Allan Adams | |
Birth Place: | Bogotá, Colombia |
Fields: | Theoretical physics, ocean engineering, oceanography |
Workplaces: | Harvard University Massachusetts Institute of Technology Woods Hole Oceanographic Institution |
Alma Mater: | Harvard College UC Berkeley Stanford University |
Doctoral Advisor: | Eva Silverstein |
Allan Adams is an American physicist and oceanographer. His research in physics has focused on string theory, QFT, and fluid dynamics, while his work in oceanography and ocean engineering have focused on high-precision optical sensing and imaging and on low-cost scalable instrumentation. He currently leads the Future Ocean Lab at Massachusetts Institute of Technology and is a visiting oceanographer at the Woods Hole Oceanographic Institution.
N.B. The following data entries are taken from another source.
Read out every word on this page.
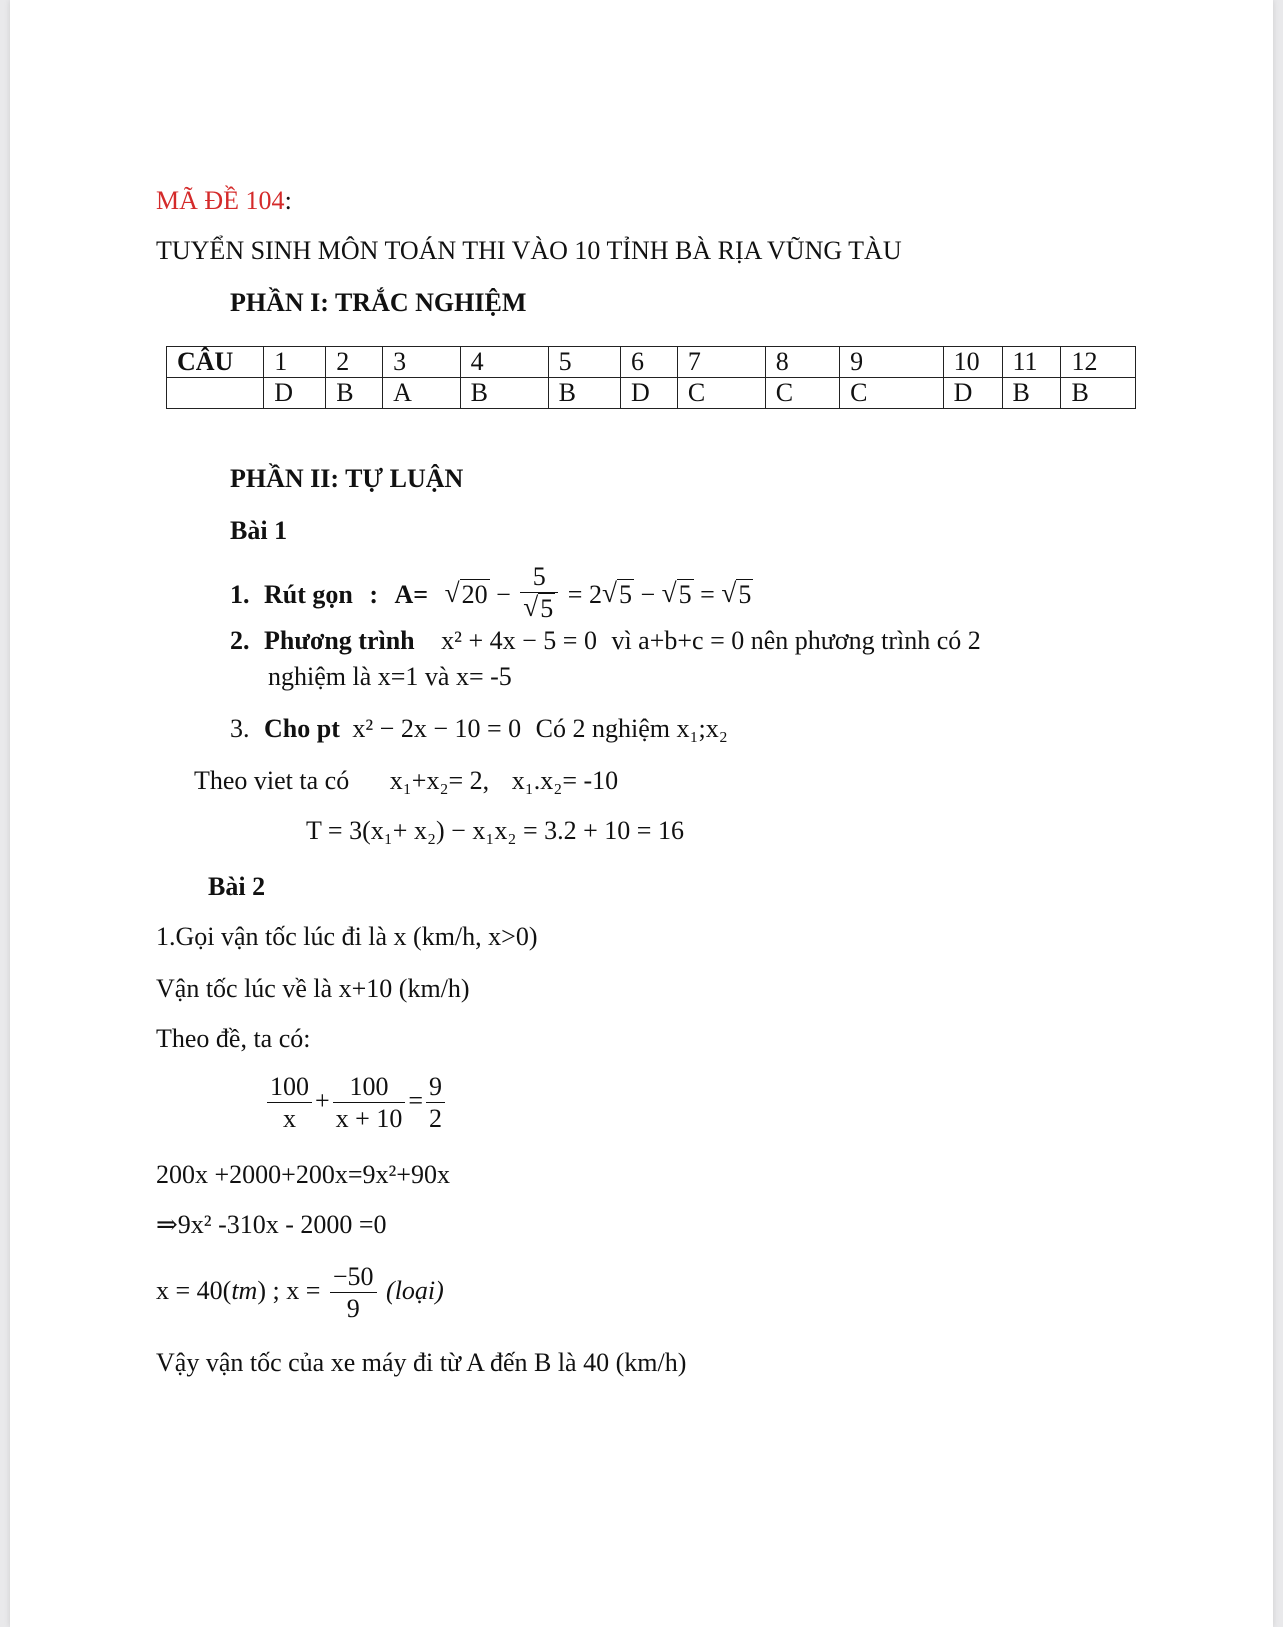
MÃ ĐỀ 104:
TUYỂN SINH MÔN TOÁN THI VÀO 10 TỈNH BÀ RỊA VŨNG TÀU
PHẦN I: TRẮC NGHIỆM
CÂU	1	2	3	4	5	6	7	8	9	10	11	12
	D	B	A	B	B	D	C	C	C	D	B	B
PHẦN II: TỰ LUẬN
Bài 1
1. Rút gọn : A= √ 20 − 5
√ 5 = 2 √ 5 − √ 5 = √ 5
2. Phương trình x² + 4x − 5 = 0 vì a+b+c = 0 nên phương trình có 2
nghiệm là x=1 và x= -5
3. Cho pt x² − 2x − 10 = 0 Có 2 nghiệm x₁;x₂
Theo viet ta có x₁+x₂= 2, x₁.x₂= -10
T = 3(x₁+ x₂) − x₁x₂ = 3.2 + 10 = 16
Bài 2
1.Gọi vận tốc lúc đi là x (km/h, x>0)
Vận tốc lúc về là x+10 (km/h)
Theo đề, ta có:
$\frac{100}{x} + \frac{100}{x + 10} = \frac{9}{2}$
200x +2000+200x=9x²+90x
⇒9x² -310x - 2000 =0
x = 40(tm) ; $x = \frac{-50}{9}$ (loại)
Vậy vận tốc của xe máy đi từ A đến B là 40 (km/h)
Adams earned degrees in physics from Harvard College, UC Berkeley, and Stanford University before joining the faculty of the MIT Department of Physics in 2008.[1] Adams opened the Future Ocean Lab at MIT in January 2017, and became a Visiting Investigator at the Woods Hole Oceanographic Institution in 2018. In 2021, Adams co-founded Station B, a non-profit ocean engineering field station in Bermuda.
Adams is an avid sailplane pilot, cave diver, and father of two boys. He is married to MIT cognitive neuroscientist Rebecca Saxe.
Adams was a Junior Fellow in the Harvard Society of Fellows before joining the faculty at MIT. Adams has received numerous awards for his teaching and monitorship, including MIT's School of Science Teaching Prize, the Buechner Teaching and Advising Prizes, and the Baker Memorial Award.[2] His introductory lectures on Quantum Mechanics are freely available via MIT OpenCourseWare and have been viewed more than 10 million times. His talks on gravitational waves at TED 2016 and TED 2014 have been viewed more than 4.7 million times.[3]